Friday, March 29, 2024

dear diary ~

I was thrust into the grieving game at a very young age, forced to grieve the loss of a primary caregiver that was very much alive, without regret for having lost me. 
What's long since felt like a gradual, thereby appearing normal acceptance, has begun to sing a new song of late. 
Eye-opening truth reveals itself once you've grieved... The truth is that you'll always grieve, whether it's symptomatic or not. A silly, foolish girl was I. 
I realized that when she dies, and not a moment before, I'll be relieved, but not for the reason you may think. I've long since forgiven her because I know that nothing she did had anything to do with me. 

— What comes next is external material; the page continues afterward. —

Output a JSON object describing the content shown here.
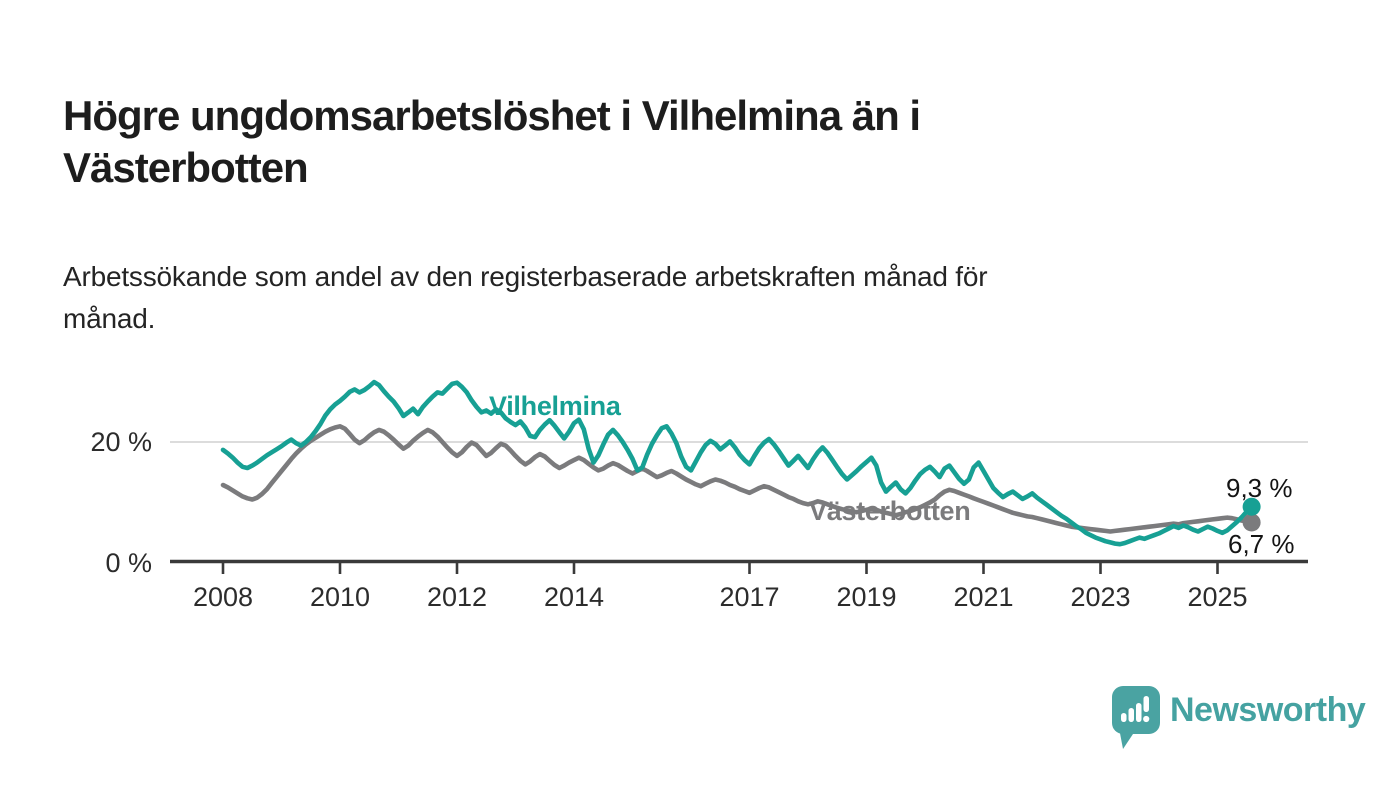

But two things can be true at once. The second being that I'll finally be able to close the door on the 'what if' mindset I didn't even realize I held until I began this latest chapter of grieving. Grieving the loss of future (specifically to disability and divorce happening together) also revives the losses of my past. Boom. For me, it began with the realization that in a healthy family, I'd be able to reach out to my mother (either parent, in fact) for support, and that although she's very much alive, she's been effectively dead to me for over 40 YEARS! That means in the grand scheme she is an ever shrinking sliver of my life story. 
Reality from my personal perspective means closure doesn't come until she takes her last breath. That means I'm unwittingly trauma linked (until death do us part. Hers or mine) 
I've paid heavily the cost of my own existence since I was born. I lived with half the potential of family, which means so did she. She likely never wondered what she might have missed, but it's all I've ever wondered.